Some liberals and conservatives dislike the compromise

As I mentioned in the opening paragraph, Wyden-Ryan means that premium support has now been embraced by a prominent Democrat. This helps inoculate Republicans from the fact-free, demagogic criticism that they are trying to throw granny off of a cliff.

This fact already has Democrats grumbling. “Why in the world [Wyden] agreed to help Ryan get out of the rock he was under is beyond me,” a former senior Democratic staffer told Kaiser Health News. “This is a bad move on a couple different levels, and has the potential to take away a key argument for Democrats that are trying to retake the House.”

Rep. Pete Stark (D., Calif.) sent out a statement insisting that that the demagoguery would continue. “Despite Wyden’s claims otherwise, the Wyden-Ryan plan ends Medicare as we know it, plain and simple.”
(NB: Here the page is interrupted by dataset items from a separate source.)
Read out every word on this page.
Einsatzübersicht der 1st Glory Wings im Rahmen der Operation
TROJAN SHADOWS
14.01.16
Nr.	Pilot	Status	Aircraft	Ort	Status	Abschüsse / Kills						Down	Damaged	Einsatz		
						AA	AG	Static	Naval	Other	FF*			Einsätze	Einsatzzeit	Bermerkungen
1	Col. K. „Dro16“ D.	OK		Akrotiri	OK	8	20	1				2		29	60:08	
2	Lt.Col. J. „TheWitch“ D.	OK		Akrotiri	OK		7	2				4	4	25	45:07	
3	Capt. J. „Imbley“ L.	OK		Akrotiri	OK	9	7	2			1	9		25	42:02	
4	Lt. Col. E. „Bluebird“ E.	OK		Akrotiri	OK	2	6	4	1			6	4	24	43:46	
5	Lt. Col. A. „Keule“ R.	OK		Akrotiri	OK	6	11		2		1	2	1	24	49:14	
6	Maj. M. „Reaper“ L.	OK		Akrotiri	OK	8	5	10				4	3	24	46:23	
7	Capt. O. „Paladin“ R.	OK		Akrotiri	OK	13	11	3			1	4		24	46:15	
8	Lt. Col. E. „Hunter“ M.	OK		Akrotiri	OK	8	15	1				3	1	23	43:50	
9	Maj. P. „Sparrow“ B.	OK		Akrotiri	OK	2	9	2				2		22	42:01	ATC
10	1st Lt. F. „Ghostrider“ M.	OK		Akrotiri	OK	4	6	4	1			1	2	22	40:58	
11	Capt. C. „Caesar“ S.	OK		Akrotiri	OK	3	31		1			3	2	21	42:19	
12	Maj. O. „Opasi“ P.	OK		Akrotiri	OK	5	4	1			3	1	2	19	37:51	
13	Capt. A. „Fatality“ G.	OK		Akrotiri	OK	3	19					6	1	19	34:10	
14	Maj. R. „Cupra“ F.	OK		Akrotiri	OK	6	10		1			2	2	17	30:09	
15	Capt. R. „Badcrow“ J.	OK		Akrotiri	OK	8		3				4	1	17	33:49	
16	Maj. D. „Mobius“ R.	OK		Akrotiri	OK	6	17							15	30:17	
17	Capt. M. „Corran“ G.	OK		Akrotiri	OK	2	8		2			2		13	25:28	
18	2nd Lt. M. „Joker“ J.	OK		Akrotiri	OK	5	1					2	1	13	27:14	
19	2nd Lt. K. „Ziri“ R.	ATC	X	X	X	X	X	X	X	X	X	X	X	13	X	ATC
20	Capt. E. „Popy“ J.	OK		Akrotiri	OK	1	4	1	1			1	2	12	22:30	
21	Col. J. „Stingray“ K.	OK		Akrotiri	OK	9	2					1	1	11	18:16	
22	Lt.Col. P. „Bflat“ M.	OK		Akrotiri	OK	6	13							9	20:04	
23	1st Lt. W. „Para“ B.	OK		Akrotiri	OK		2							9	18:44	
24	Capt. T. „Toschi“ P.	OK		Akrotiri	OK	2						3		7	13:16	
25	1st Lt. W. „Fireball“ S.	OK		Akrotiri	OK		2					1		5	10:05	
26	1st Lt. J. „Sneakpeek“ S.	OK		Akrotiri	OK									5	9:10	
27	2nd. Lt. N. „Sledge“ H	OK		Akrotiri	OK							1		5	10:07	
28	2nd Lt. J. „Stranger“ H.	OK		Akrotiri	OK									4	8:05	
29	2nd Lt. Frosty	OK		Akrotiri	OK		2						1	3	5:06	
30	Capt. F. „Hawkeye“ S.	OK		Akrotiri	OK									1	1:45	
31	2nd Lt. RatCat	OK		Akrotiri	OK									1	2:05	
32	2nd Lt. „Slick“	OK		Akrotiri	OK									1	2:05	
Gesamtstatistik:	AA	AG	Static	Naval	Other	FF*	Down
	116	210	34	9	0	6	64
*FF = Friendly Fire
Some conservatives are unhappy with Paul Ryan, too. Ben Domenech says that Ryan “gave up a lot more to do this [compromise]…My concern is that Ryan’s timing and the nature of this plan will be viewed as a walkback, one that weakens the hand of Republicans going into the presidential [election], and creates conflict for his fellow House and Senate members who stuck their necks out to support his budget and now will be confronted by more questions.” (Ryan’s office responds to Ben’s critiques here.)

Ben is right to raise the concern, but I think it’s unlikely to play out that way. Left-wing Democrats are far more likely to take the Pete Stark approach of arguing that there isn’t much difference between Ryan’s old Path to Prosperity plan and the new Wyden-Ryan one. From the Left’s standpoint, anything that moves away from single-payer Medicare is anathema.

Bottom line: A promising plan, but more specifics are needed

While I continue to favor the old Ryan plan (indeed, I’d rather see a true Swiss-style voucher system), I do agree that competitive bidding has certain advantages. Most importantly, it has support on the other side of the aisle. In addition, competitive bidding could drive costs lower in areas where hospital monopolies currently hold sway. This makes it the most plausible, bipartisan approach to Medicare reform that’s out there.

On the other hand, it will be important for Wyden and Ryan to help us understand how they will enforce the global spending growth cap. In addition, they will need to explain how their employer insurance opt-out won’t explode the Obamacare exchanges (more than they already will be).

One other deficiency in the plan is that it takes too long to work. In order to honor the promise that there will be no Medicare changes for those older than 55, the plan kicks in in 2023. However, Medicare is slated to go bankrupt in 2020 (if you believe the Congressional Budget Office) or 2016 (if you believe the Medicare actuary).

Overall, I’m very encouraged by this plan. It appears that between Ron Wyden, Paul Ryan, and Mitt Romney, a group of prominent political figures is coalescing around a bipartisan approach to Medicare reform. No doubt that the hard-core will find fault with it. And there are technical problems with the proposal that need to be worked out. But we can say that Wyden and Ryan have moved us forward, on the long road to bringing our runaway fiscal problems under control.”